Let's start off with the obvious. This has thus far been a tremendous week for Arianna Huffington's five-year-old site, which just reaped its first annual profit at the end of 2011. The Huffington Post is exceptional at SEO, and is so irresistable to people in search of a leftish political platform that over 6,000 bloggers write for the site without getting paid. As early as 2005, the Huffinton Post had a "problem" that most publishers would envy -- too many commenters.

Caroline McCarthy of CNet writes: "Readers are so active that stories routinely pull in thousands of comments, with quality assisted by a system of moderation and user badges that The Huffington Post schemed up in-house. The Huffington Post also enjoys a close relationship with Facebook, piloting some of the social networking site's news-sharing initiatives before they were available to other publishers."

How do they do it? One reason is lonegevity: the Huffington Post have been at it for a long time. A second reason is a passionate audience: the Huffington Post caught fire as the digital opposition to the then in power Bush administration. A third reason is crowdsourcing moderation: asking this passionate, engaged audience to keep the atmosphere from getting toxic is smart. The Huffington Post rewards -- with a moderator badge -- top users that flag inappropriate content.


CNN iReport

The "C" in CNN might as well stand for community as the organization has been in the user-generated content business since 2006. "The very first iReport, back in 2006 that was on CNN was literally a squirrel," Senior Reporter Lila King told Beet.TV back in 2009. "It was in the middle of a heatwave, it was Kokomo, Indiana, it was a squirrel that looked really hot stretched out on a tree branch and it was a still photo. We've come a really long way since then."

Indeed they have. CNN's user-generated section -- CNN iReport, which uses citizen journalists -- possesses many great social media components. After signing in a user can read -- up to 30 days -- iReports from the people they follow. The most interesting iReporters get promoted through Twitter (57,208 followers) and Facebook (17,908 "likes") and -- best of all -- there is a real sense of community, of shared purpose and of the future of digital journalism going on on the site.  And their frequently updated blog last week drew over 150 comments on a single post.

The Awl

The Awl is, quite literally, the anti-Gawker. Founded two years ago by a couple of refugees from Gawker Media, Choire Sicha and Alex Balk, fed up with the sometimes overwhelming mercenary attitude of Nick Denton, created an anti-establishment digital publication that reads almost like a hip cultural literary magazine on the web. And it even has a poetry section and they just started paying their writers.
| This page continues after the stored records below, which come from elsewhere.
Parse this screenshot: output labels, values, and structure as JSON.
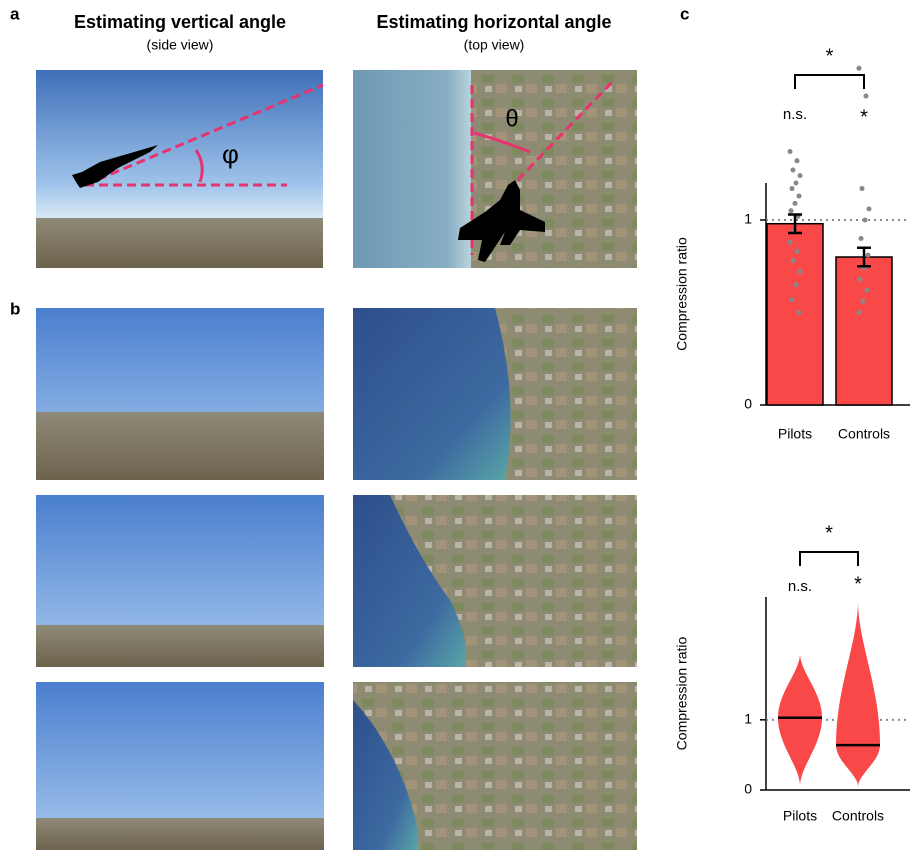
{
  "panel_a": {
    "label": "a",
    "left": {
      "title": "Estimating vertical angle",
      "subtitle": "(side view)",
      "angle_symbol": "φ"
    },
    "right": {
      "title": "Estimating horizontal angle",
      "subtitle": "(top view)",
      "angle_symbol": "θ"
    }
  },
  "panel_b": {
    "label": "b"
  },
  "panel_c": {
    "label": "c"
  },
  "chart_data": [
    {
      "type": "bar",
      "ylabel": "Compression ratio",
      "categories": [
        "Pilots",
        "Controls"
      ],
      "values": [
        0.98,
        0.8
      ],
      "errors": [
        0.05,
        0.05
      ],
      "color": "#f94848",
      "points": [
        [
          1.37,
          1.32,
          1.27,
          1.24,
          1.2,
          1.17,
          1.13,
          1.09,
          1.05,
          1.02,
          0.94,
          0.88,
          0.83,
          0.78,
          0.72,
          0.65,
          0.57,
          0.5
        ],
        [
          1.82,
          1.67,
          1.17,
          1.06,
          1.0,
          0.9,
          0.81,
          0.74,
          0.68,
          0.62,
          0.56,
          0.5
        ]
      ],
      "ylim": [
        0,
        1.2
      ],
      "yticks": [
        0,
        1
      ],
      "reference_line": 1,
      "annotations": [
        "n.s.",
        "*"
      ],
      "bracket_label": "*"
    },
    {
      "type": "violin",
      "ylabel": "Compression ratio",
      "categories": [
        "Pilots",
        "Controls"
      ],
      "medians": [
        1.03,
        0.64
      ],
      "mins": [
        0.05,
        0.05
      ],
      "maxs": [
        1.95,
        2.7
      ],
      "color": "#f94848",
      "ylim": [
        0,
        2.75
      ],
      "yticks": [
        0,
        1
      ],
      "reference_line": 1,
      "annotations": [
        "n.s.",
        "*"
      ],
      "bracket_label": "*"
    }
  ]
}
The Awl attracts a community of tastemakers, bohemians and media types. Not surprisingly, the comments are superb. Some of the commenters came along from Gawker, others outgrew the snarky forbidding attitude there and still others just happened upon the site for whatever reason and have set up tent at the coffee shop.

The Awl works largely because a reader has to put in the work to be accepted. And the reader wants to be accepted by the community at The Awl. It is a very cool crowd. But unlike Gawker there is at The Awl a real possibility at gaining "commenter respect" -- or, perhaps, an invitation to post -- through the currency of merit and wit.

Commenters adding value

None of these sites have a toxic commenter atmosphere, a common practice until recently. Snark may have finally jumped the shark. Also, it is no coincidence that all three sites are "bottom up," relying heavily on commenters to add significant value to the main content. The Huffington Post and iReport, which are more content heavy than The Awl, allow users to follow their favorite bloggers. Finally, two of the three reward top commenters, the last -- the Awl -- is a sort of digital democracy, but not all comments are created equal.